O Quarto Poder Digital

Ilustração em estilo gravura mostrando uma figura robótica gigante manipulando inúmeros prédios de uma cidade como marionetes, sobre fundo branco que remete a papel entalhado.
As empresas de tecnologia ganharam ares de divindade, pois se tornaram onipresentes na vida cotidiana. Suas sedes correspondem a uma versão moderna do Monte Olímpio - a morada dos deuses gregos. Acumulam poder sobre a distribuição de recursos, atenção e informação na sociedade. 

Elas são donas de infraestruturas tecnológicas, de plataformas e serviços que milhões de pessoas utilizam diariamente para comunicar-se, informar-se e trabalhar. Colhem grandes volumes de dados comportamentais, de modo a convertê-los em previsões e instrumentos de modulação de comportamento. Esse novo arranjo econômico e político tem sido descrito como “capitalismo de vigilância”.

Ao manipular fluxos de informação por meio de algoritmos, essas empresas influenciam quais notícias, opiniões e conteúdos alcançam cada utilizador. Portanto, condicionam percepções, prioridades e atitudes públicas. Pesquisas mostram que a personalização algorítmica molda o ecossistema informativo em que os cidadãos se movem. O efeito prático é a formação de bolhas de reforço e câmaras de eco.

Imprensa e opinião pública

Uma característica marcante das sociedades contemporâneas é o ritmo atribulado da vida. Trabalha-se das oito às dezoito, cuida-se da família, acompanha-se a educação dos filhos, vela-se pela própria saúde - tudo isso compete por um tempo cotidiano escasso.

Em face de múltiplas obrigações, sobra pouco tempo para empenho em questões não imediatas, aquelas que dizem respeito a espaços coletivos (o condomínio, o bairro, a cidade), a outras culturas ou a problemas globais. Essa limitação temporal altera a forma como as pessoas procuram e assimilam informação.

Para organizar e manter a vida cotidiana, somos dependentes da cooperação social: agricultores produzem alimentos; transportadores os levam às cidades; trabalhadores nos pontos de venda se encarregam da seleção e da distribuição. Do mesmo modo, para saber o que se passa num país distante - por exemplo, no Japão - dificilmente cada pessoa pode deslocar-se até lá.

Dependemos de profissionais que investigam, verificam, relatam e traduzem eventos para públicos distantes. Esse conjunto de profissionais, normas e instituições - o jornalismo e os meios de comunicação de massa - nasceu para suprir essa necessidade de informação socialmente distribuída.

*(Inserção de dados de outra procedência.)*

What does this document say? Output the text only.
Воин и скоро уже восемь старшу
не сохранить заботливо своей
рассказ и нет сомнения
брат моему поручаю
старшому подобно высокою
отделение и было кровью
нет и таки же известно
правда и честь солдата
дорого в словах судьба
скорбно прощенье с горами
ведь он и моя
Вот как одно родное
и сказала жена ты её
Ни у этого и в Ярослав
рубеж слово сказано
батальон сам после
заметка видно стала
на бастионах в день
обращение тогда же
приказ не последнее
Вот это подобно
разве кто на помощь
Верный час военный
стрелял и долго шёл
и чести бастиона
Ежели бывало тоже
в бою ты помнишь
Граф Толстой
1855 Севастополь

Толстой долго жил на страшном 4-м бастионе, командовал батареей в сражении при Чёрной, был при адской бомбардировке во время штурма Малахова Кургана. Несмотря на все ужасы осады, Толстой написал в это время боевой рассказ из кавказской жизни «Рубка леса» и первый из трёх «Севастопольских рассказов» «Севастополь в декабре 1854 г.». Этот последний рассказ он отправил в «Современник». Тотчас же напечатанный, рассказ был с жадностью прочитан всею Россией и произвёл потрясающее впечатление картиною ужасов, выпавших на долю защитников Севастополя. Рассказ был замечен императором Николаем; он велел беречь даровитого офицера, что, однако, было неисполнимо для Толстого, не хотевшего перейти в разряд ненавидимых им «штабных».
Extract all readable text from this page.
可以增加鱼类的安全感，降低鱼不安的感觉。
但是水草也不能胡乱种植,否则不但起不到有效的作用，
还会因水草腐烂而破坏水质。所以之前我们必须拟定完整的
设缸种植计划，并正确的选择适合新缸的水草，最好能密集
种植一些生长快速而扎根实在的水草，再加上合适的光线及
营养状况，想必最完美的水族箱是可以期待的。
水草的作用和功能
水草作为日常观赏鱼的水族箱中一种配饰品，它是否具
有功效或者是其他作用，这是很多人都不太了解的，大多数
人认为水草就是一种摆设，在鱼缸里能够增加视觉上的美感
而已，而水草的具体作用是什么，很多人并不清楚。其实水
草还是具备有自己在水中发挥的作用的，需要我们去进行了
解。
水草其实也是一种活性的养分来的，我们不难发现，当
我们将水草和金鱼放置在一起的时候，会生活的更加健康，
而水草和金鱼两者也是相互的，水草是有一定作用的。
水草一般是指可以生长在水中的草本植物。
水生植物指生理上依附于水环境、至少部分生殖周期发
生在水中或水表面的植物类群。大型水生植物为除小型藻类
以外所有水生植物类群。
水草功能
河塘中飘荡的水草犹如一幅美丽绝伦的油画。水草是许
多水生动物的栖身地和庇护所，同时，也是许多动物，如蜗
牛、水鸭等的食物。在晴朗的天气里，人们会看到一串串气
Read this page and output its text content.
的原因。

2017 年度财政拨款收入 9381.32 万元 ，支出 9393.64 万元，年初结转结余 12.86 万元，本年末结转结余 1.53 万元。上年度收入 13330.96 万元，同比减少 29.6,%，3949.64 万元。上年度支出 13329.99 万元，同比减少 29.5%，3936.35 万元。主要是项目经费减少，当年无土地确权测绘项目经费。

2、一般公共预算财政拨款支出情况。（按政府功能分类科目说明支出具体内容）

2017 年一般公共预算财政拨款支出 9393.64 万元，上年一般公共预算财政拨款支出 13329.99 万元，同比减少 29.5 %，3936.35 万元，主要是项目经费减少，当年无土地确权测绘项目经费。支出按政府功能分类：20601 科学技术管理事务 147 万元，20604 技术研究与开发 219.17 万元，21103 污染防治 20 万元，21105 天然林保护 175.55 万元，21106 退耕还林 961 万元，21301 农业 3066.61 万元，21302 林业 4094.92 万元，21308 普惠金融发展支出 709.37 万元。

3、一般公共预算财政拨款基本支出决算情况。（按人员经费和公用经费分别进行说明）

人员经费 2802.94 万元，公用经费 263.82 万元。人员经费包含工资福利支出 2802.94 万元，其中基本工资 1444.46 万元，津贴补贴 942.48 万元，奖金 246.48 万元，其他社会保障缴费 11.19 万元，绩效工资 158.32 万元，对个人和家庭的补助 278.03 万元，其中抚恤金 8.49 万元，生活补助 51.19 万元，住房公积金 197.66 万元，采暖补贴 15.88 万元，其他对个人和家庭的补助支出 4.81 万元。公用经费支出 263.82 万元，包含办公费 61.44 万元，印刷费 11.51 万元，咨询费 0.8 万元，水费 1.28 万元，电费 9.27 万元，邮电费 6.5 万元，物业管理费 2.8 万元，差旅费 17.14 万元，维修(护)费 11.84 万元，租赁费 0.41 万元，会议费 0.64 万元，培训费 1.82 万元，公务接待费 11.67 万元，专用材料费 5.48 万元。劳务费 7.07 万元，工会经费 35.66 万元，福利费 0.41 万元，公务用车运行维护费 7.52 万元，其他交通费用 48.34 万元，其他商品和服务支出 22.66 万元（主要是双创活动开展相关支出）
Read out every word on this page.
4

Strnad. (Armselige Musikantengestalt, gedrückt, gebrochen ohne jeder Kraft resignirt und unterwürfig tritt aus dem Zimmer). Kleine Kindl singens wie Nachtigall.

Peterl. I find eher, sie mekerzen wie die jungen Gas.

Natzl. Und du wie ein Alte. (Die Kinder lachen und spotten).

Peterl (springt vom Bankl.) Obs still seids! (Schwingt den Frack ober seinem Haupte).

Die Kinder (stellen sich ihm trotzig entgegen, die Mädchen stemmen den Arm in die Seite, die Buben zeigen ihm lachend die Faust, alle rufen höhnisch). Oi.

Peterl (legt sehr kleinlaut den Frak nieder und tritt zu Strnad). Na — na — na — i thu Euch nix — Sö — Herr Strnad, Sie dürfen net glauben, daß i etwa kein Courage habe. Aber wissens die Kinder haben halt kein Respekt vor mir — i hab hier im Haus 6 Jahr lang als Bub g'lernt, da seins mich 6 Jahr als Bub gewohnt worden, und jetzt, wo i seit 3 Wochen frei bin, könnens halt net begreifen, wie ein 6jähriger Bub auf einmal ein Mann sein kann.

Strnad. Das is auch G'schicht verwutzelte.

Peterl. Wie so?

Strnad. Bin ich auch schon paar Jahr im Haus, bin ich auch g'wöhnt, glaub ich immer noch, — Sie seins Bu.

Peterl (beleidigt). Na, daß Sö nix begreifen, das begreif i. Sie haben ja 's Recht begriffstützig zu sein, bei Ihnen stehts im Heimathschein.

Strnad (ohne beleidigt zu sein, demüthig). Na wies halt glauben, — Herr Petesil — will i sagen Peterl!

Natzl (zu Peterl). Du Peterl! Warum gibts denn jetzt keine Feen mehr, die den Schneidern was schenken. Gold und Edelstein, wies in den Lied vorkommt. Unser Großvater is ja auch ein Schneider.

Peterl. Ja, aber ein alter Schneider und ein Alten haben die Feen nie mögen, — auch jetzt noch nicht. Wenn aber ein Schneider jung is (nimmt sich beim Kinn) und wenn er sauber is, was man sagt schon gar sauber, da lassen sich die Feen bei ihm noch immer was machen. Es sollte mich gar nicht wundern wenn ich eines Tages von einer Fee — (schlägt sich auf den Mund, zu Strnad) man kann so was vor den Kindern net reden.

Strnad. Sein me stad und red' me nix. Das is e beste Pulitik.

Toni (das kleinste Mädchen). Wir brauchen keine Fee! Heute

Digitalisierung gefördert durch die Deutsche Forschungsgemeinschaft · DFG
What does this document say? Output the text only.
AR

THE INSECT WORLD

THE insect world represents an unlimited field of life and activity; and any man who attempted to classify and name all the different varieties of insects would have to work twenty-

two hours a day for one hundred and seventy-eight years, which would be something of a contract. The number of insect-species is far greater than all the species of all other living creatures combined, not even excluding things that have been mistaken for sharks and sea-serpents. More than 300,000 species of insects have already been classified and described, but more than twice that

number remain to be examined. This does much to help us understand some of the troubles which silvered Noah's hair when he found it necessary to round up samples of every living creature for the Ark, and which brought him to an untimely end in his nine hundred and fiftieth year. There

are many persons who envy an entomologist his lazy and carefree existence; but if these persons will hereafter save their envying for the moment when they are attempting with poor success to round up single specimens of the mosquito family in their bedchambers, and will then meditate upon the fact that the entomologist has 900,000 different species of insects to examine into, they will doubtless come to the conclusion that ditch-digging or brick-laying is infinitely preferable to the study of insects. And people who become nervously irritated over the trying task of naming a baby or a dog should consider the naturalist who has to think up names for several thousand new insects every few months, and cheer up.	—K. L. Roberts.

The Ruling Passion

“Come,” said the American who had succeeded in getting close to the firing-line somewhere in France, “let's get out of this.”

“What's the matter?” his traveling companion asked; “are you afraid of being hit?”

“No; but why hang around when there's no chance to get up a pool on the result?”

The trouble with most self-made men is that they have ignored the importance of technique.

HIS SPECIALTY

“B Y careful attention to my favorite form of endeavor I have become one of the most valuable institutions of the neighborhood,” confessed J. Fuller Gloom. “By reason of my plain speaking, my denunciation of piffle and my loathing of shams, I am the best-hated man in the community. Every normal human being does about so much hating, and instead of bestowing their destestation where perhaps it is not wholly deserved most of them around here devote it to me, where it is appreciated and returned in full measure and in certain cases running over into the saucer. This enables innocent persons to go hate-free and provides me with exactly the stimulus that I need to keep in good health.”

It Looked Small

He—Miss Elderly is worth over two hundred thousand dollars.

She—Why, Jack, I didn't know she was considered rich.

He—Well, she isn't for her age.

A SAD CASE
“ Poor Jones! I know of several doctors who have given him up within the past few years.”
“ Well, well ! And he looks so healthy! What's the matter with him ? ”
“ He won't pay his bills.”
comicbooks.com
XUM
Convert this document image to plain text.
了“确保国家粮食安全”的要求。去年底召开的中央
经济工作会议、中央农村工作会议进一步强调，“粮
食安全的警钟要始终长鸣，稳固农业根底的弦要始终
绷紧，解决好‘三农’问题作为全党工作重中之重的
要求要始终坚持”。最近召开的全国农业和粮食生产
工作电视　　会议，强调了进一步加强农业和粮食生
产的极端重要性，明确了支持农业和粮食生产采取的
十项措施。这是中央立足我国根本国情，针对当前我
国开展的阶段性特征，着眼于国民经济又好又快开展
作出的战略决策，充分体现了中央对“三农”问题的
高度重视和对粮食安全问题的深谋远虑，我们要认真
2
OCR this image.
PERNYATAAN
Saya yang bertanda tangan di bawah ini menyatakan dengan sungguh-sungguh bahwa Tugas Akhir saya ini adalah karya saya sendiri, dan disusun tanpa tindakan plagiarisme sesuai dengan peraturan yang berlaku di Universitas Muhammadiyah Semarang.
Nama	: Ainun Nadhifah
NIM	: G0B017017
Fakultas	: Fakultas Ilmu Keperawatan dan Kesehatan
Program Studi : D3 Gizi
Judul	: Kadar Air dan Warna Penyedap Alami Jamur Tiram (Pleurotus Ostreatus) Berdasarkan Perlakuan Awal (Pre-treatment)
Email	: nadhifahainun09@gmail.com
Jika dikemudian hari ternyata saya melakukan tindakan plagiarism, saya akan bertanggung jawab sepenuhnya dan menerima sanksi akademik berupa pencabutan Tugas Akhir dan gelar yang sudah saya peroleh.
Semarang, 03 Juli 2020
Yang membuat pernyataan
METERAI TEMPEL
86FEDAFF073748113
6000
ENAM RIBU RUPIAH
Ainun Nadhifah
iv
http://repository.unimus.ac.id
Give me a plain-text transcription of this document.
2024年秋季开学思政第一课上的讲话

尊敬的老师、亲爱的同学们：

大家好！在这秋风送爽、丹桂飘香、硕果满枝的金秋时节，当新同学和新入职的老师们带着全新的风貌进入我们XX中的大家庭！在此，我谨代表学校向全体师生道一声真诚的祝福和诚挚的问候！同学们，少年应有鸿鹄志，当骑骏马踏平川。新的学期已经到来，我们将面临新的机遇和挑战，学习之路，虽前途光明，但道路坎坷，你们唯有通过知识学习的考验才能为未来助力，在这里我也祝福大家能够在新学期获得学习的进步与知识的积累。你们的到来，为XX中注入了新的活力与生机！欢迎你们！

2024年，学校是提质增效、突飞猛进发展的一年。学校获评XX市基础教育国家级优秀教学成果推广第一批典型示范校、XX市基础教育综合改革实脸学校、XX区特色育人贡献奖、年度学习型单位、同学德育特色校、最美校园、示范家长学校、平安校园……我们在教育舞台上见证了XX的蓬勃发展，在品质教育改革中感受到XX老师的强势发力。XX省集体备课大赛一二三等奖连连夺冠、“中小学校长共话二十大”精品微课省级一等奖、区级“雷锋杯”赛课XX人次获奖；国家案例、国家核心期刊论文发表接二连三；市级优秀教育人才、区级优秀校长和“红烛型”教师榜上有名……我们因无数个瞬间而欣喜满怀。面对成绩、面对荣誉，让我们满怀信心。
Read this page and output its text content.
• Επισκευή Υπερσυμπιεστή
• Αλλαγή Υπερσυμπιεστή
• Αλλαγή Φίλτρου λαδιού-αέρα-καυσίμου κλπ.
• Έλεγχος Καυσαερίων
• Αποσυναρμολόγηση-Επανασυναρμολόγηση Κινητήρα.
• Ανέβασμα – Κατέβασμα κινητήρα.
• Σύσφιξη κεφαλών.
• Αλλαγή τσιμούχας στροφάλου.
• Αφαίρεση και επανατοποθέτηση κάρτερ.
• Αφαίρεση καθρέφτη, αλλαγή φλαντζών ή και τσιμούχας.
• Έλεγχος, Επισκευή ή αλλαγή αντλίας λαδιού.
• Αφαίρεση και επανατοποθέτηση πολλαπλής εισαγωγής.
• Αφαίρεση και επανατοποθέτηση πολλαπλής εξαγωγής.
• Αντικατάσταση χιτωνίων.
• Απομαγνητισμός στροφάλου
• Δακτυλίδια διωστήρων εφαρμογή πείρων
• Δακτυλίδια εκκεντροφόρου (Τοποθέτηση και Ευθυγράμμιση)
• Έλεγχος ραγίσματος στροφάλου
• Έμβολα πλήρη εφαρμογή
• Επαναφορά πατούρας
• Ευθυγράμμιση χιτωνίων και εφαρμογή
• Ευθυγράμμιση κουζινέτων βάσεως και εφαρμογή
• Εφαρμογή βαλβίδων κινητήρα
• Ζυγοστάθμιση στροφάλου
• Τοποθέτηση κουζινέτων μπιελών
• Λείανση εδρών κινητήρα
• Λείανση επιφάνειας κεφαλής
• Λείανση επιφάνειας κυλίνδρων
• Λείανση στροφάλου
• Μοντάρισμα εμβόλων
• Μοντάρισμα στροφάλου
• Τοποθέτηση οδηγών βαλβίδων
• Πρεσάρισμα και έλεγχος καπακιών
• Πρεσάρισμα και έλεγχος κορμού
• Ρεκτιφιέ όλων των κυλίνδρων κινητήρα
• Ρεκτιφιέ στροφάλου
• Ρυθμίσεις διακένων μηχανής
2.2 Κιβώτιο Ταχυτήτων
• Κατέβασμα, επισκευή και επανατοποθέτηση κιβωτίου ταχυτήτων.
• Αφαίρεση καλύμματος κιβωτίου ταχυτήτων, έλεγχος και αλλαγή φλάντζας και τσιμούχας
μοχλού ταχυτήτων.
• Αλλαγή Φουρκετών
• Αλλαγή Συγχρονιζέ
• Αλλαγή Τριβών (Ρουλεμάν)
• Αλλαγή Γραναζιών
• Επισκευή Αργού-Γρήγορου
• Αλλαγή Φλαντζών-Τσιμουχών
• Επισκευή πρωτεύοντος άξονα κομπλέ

Durante décadas, a imprensa organizada em jornais impressos ou grandes telejornais foi a principal camada institucional que produzia retratos públicos do mundo. Ela combinava reportagem, edição e verificação de fatos para produzir narrativas, utilizadas por cidadãos e autoridades como base para decisões.

Esse ecossistema informativo tinha problemas bem conhecidos, como, por exemplo, a concentração de propriedade na mão de pessoas ou grupos, vieses editoriais ou a dependência de receitas publicitárias. Ainda assim, a imprensa desempenhava papel central na formação da opinião pública.

O quarto poder

Antes de produzir informação, profissionais e empresas sempre fazem escolhas sobre o que noticiar, como e quando. Essas escolhas derivam de linhas editoriais, recursos e pressões externas - e introduzem vieses inevitáveis na cobertura.

Em teoria, há procedimentos jornalísticos (checagem de fontes, contraditório, separação entre opinião e notícia) que minimizam parcialidades. Na prática, eles nem sempre são eficazes, sobretudo quando interesses econômicos ou políticos pressionam pela narrativa.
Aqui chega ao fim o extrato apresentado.